OBJECTIVE. Private cord blood banks are for-profit companies that facilitate storage of umbilical cord blood for personal or family use. Pediatric hematopoietic cell transplantation physicians are currently best situated to use cord blood therapeutically. We sought to describe the experiences and views of these physicians regarding private cord blood banking.
PARTICIPANTS AND METHODS. We e-mailed a cross-sectional survey to pediatric hematopoietic cell transplantation physicians in the United States and Canada; 93 of 152 potentially eligible physicians (93 of 130 confirmed survey recipients) from 57 centers responded. Questions addressed the number of transplants performed by using privately banked cord blood, willingness to use banked autologous cord blood in specific clinical settings, and recommendations to parents regarding private cord blood banking.
RESULTS. Respondents reported having performed 9 autologous and 41 allogeneic transplants using privately banked cord blood. In 36 of 40 allogeneic cases for which data were available, the cord blood had been collected because of a known indication in the recipient. Few respondents would choose autologous cord blood over alternative stem cell sources for treatment of acute lymphoblastic leukemia in second remission. In contrast, 55% would choose autologous cord blood to treat high-risk neuroblastoma, or to treat severe aplastic anemia in the absence of an available sibling donor. No respondent would recommend private cord blood banking for a newborn with 1 healthy sibling when both parents were of northern European descent; 11% would recommend banking when parents were of different minority ethnicities.

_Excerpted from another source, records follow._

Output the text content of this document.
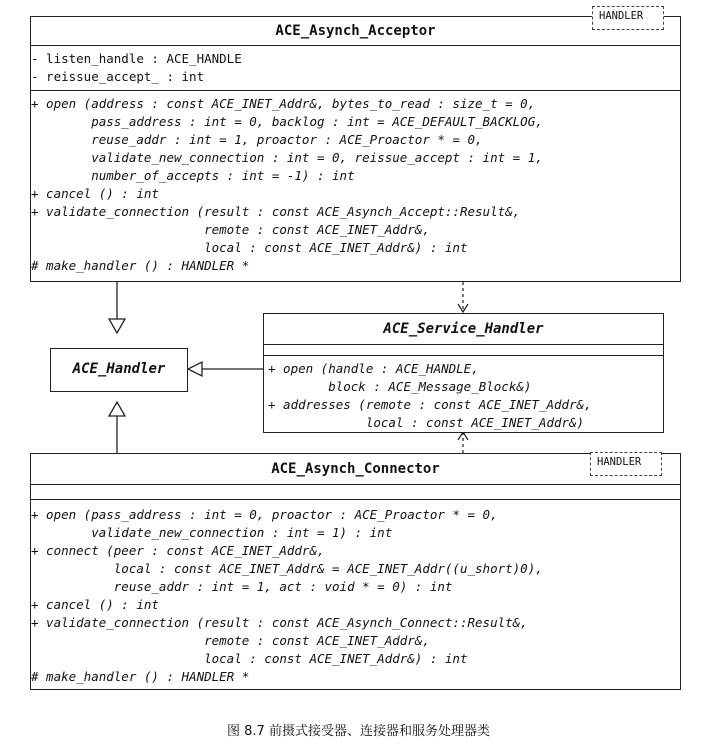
ACE_Asynch_Acceptor
- listen_handle : ACE_HANDLE
- reissue_accept_ : int
+ open (address : const ACE_INET_Addr&, bytes_to_read : size_t = 0,
pass_address : int = 0, backlog : int = ACE_DEFAULT_BACKLOG,
reuse_addr : int = 1, proactor : ACE_Proactor * = 0,
validate_new_connection : int = 0, reissue_accept : int = 1,
number_of_accepts : int = -1) : int
+ cancel () : int
+ validate_connection (result : const ACE_Asynch_Accept::Result&,
remote : const ACE_INET_Addr&,
local : const ACE_INET_Addr&) : int
# make_handler () : HANDLER *
HANDLER
ACE_Handler
ACE_Service_Handler
+ open (handle : ACE_HANDLE,
block : ACE_Message_Block&)
+ addresses (remote : const ACE_INET_Addr&,
local : const ACE_INET_Addr&)
ACE_Asynch_Connector
+ open (pass_address : int = 0, proactor : ACE_Proactor * = 0,
validate_new_connection : int = 1) : int
+ connect (peer : const ACE_INET_Addr&,
local : const ACE_INET_Addr& = ACE_INET_Addr((u_short)0),
reuse_addr : int = 1, act : void * = 0) : int
+ cancel () : int
+ validate_connection (result : const ACE_Asynch_Connect::Result&,
remote : const ACE_INET_Addr&,
local : const ACE_INET_Addr&) : int
# make_handler () : HANDLER *
HANDLER
图 8.7 前摄式接受器、连接器和服务处理器类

CONCLUSIONS. Few transplants have been performed by using cord blood stored in the absence of a known indication in the recipient. Willingness to use banked autologous cord blood varies depending on disease and availability of alternative stem cell sources. Few pediatric hematopoietic cell transplantation physicians endorse private cord blood banking in the absence of an identified recipient, even for mixed-ethnicity children for whom finding a suitably matched unrelated donor may be difficult.